= Star (board game) =

Two-player abstract strategy board game

Star is a two-player abstract strategy board game developed by Craige Schensted (now Ea Ea). It was first published in the September 1983 issue of Games magazine. It is a connection game similar to Hex, Y, Havannah, and TwixT. Unlike these games, however, the result is based on a player having a higher final score rather than achieving a specific goal. He has since developed a slightly more complicated version called *Star with better balance between edge and center moves, writing "*Star is what those other games wanted to be."

==Game rules==

A 6×7 Star board, which refers to the alternating lengths of each side. Because there are 36 cells forming the perimeter, touching 39 partial hexagon border cells, the sum of both players' scores will be 37.

Star is played on a board of hexagonal cells. Although the board can have any size and shape, a board with unequal edges is generally used to avoid ties. Players may not place stones on the partial hexagon border cells along the edge of the board; these are used for scoring. One player places black stones on the board; the other player places white stones.

The game begins with one player placing a stone on the board. To avoid giving an advantage to the first player, a pie rule is used, allowing the second player to switch sides at that point. Players then alternate turns, placing a stone on an empty cell on the board. Players may pass; the game is over when both players pass.

At the end of the game the players count their scores. A "star" is a group of connected stones belonging to one player that touches at least three partial-hex border cells. The score of a star is the number of partial-hex border cells it touches minus two. A player's score is the total of all the stars of that player's color. The player with the higher score wins.

For any given board, the total final score of the two players is constant. The combined score of the two players is equal to the number of partial-hex border cells, less two.

===Example===

Example game on a 5×6 board, won by Black (17–14)

This 5×6 board has 75 cells in 10 rows (1–10) and 11 columns (A–J) which touch 33 partial-hex border cells.

White has five distinct stars with a total net score of 14.
1. The star touching cell [A2] contacts 6 border cells and has a net score of 4 points
2. Touching [B1], 8 border cells; net score 6
3. Touching [D8], 3 border cells; net score 1
4. Touching [H10], 3 border cells; net score 1
5. Touching [J5], 4 border cells; net score 2

Black has two distinct stars with a total net score of 17.
1. Touching [A1], 18 border cells; net score 16
2. Touching [D1], 3 border cells; net score 1

Black wins by more effectively connecting its stars. For example, if the stone at [D3] were white instead, that would connect its first two stars and the net score would be 6+8-2 = 12 instead of 10. Likewise, this would disconnect the large Black star, which would be split into two stars, contacting 3 and 15 border cells, for a net score of 3+15-4 = 14 instead of 16. Although this single change would not have been sufficient for White to win, it illustrates the reward for connecting stars.
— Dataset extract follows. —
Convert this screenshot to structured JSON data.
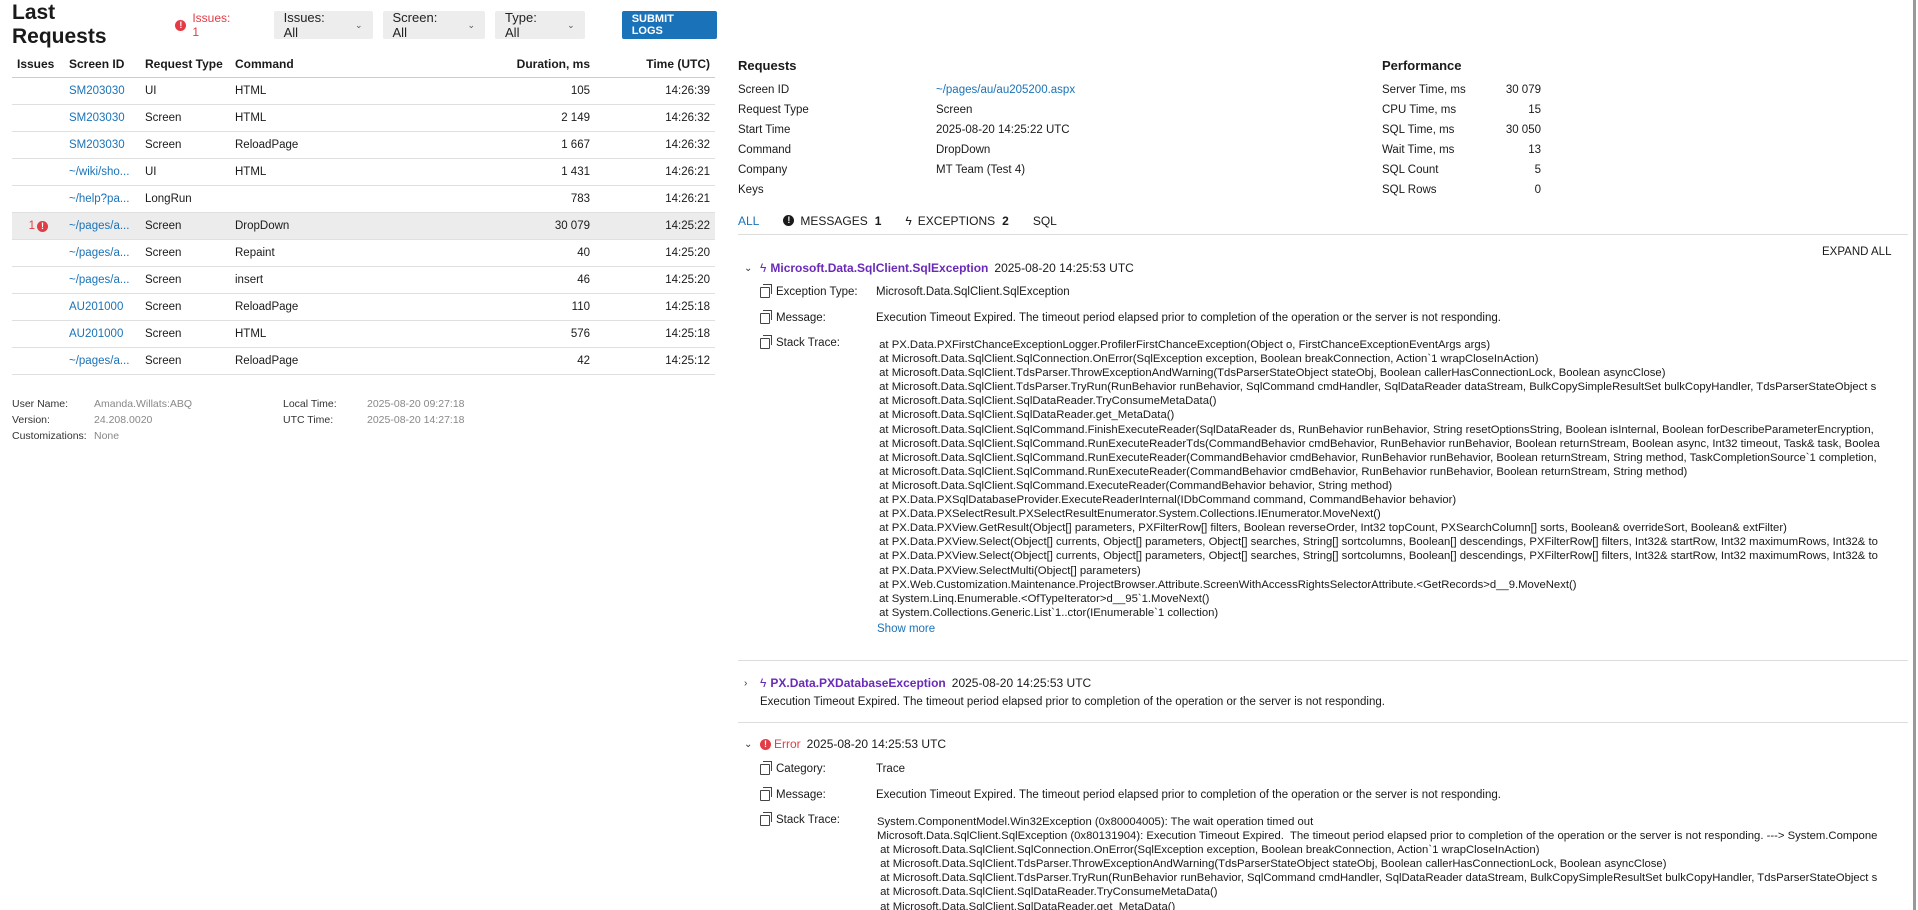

5×6 Star board, modified so each perimeter cell is 2 points.

Because of the board's geometry, the six corner perimeter cells [A1], [A5], [F1], [F10], [J5], and [J10] each contact 3 border cells and would score one point each with a single occupying stone. Schensted felt this was an unfair advantage and proposed a rule change to make these cells worth two points each instead. This can be accomplished by modifying those corner cells to be five-sided; the removal of the six small partial scoring cells at the corners means the resulting total score of both players is 25 on the 5×6 board.

For the example game illustrated here, the revised score is White 11, Black 14 with the modified 2-point corners. Each player occupied three corner cells in this example, so the score is reduced by three points each using the modified board.

==History==

Sample Poly-Y board with nine sides and 208 cells

Schensted first developed Poly-Y in the 1970s, a more generalized version of Y in that Y is the special case of Poly-Y using a board with three sides and corners. Through experimentation, Schensted discovered that a board with nine sides and corners and seven elements per side was ideal; more corners would mean shorter sides, and players could make a "Y" touching three sides relatively easily.

After R. Wayne Schmittberger contacted Schensted in the early 1980s, asking to publish Poly-Y in Games magazine, Schensted dusted off the concept and playtested it with his wife, Irene. During one of their games, they decided to grant a bonus to the player who more effectively linked their groups together to avoid ties, resulting in the rules for Star.